DId I mention rituals? Like the one where you parade a haggis into a room to the tune of bagpipes then recite poetry at it? Not poetry in front of it-- you actually read Burns' "Address to a Haggis" to the meat itself.
Need I say more?
I don't but I will.
In addition to haggis a variety of traditional fare is served. The supper often starts with a soup like cullen skink, followed by the aforementioned haggis (mandatory), and sides like mashed "tatties" and "neep" (potatoes and rutabaga). Dessert commonly features oatcakes and cranachan: a delightful trifle of whisky-spiked creme, raspberries, and toasted oats (recipe on the right).
Courses are accompanied by whisky toasts and more poetry.
I'm telling you this because perhaps you're looking for something to shake off the winter blues. I know where I'll be on the 25th: isolated at home with my loved ones and a bottle of whisky, talking to a haggis.
(I purchased my haggis at Savenors in Cambridge)
This is the kind of recipe that's easy to personalize. It can be as simple as fresh raspberries, whipped cream folded with whisky and honey, and toasted rolled oats. Or you can dolly it up by swapping the oats for steel cut or crumble topping, the cream for something like whipped mascarpone, or the raspberries for jam.
Our recipe falls somewhere in the middle. Raspberries aren't at their best this time of year so we macerate them with sugar and top it off with some of the fresh berries. We picked a stronger wildflower honey to pair with the smoky scotch, and whipping the cream in the food processor makes for a denser, richer texture.
Whatever you do, this is a dessert that appreciates great ingredients. Use high-quality oats, rich cream, good honey, and a scotch you want to drink! We carry organic oats from Aurora Farms in Maine and Carlisle Honey from Massachusetts. We splurged on a nice bottle of scotch for this recipe because the flavor does come through, but you can make it with any decent brand.
4 tablespoons honey
4 tablespoons scotch
2 cups heavy cream
1 1/2 cups steel cut oats
3 pints raspberries
4 tablespoons sugar
Preheat oven to 350 F. Lightly crush 2 pints of raspberries and toss with sugar. Set aside to macerate for at least 30 minutes.
Meanwhile spread oats on a sheet tray and toast in the oven for 8 minutes. Give them a stir and return to the oven for about 5 minutes until lightly browned. Soak 1 cup of toasted oats in 1 cup of hot water for about 30 minutes until plump reserving the rest for later.
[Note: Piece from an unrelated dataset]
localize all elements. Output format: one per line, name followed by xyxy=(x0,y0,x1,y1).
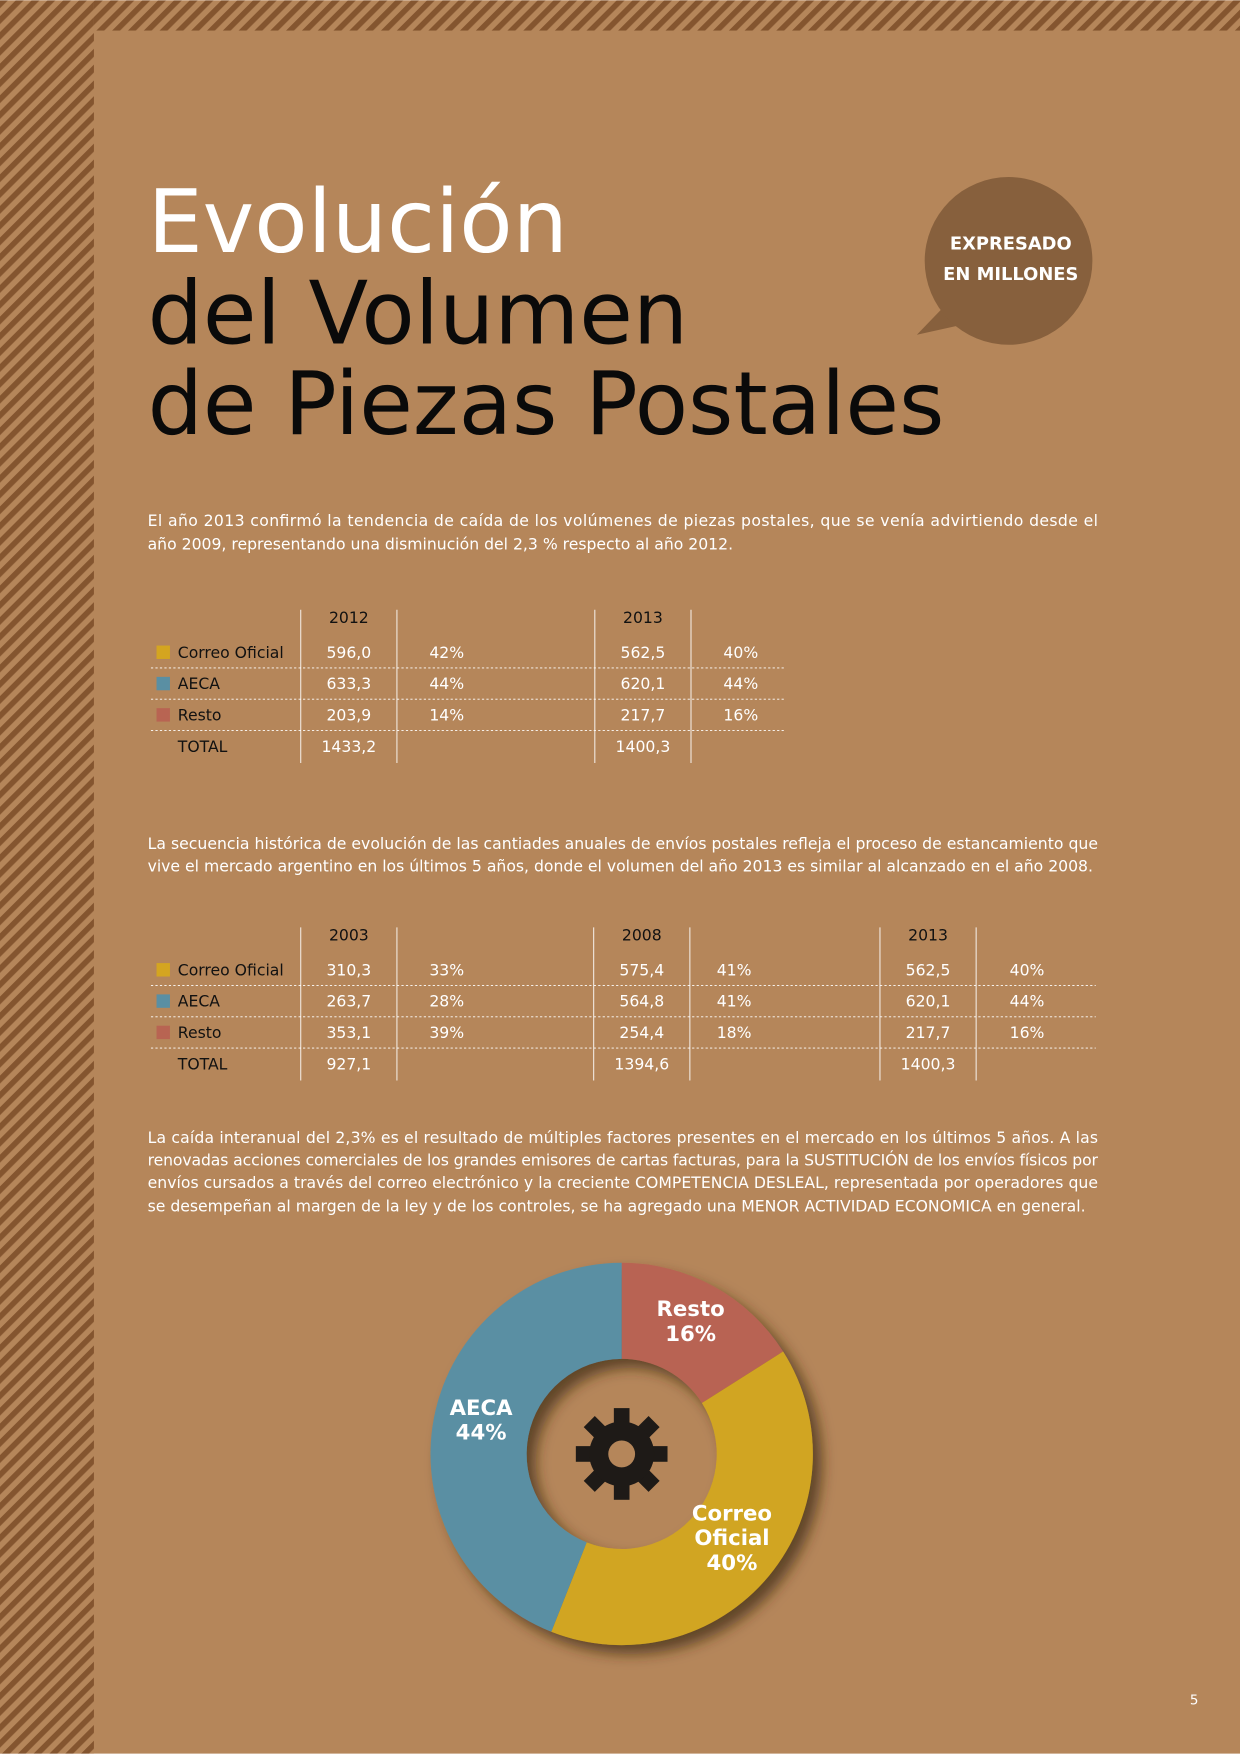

Drain and lightly press out excess water.
When you're about ready to serve, make the whiskey cream. Whip cream in the food processor until it starts to thicken (if you don't have a food processor, use a stand mixer with the whisk attachment or whip by hand with a whisk). Add honey and scotch and continue to whip cream until it forms stiff peaks. Don't go too far or it will turn into butter! Fold the soaked oats into whipped cream.
Scoop a layer of cream into the bottom of a rocks glass. Top with a layer of macerated raspberries then sprinkle with reserved toasted oats. Repeat with another layer of cream, macerated berries, and oats. Finally top with more cream and fresh berries and sprinkle more oats on top. Eat while enjoying poetry, bagpipes and a nice glass of scotch.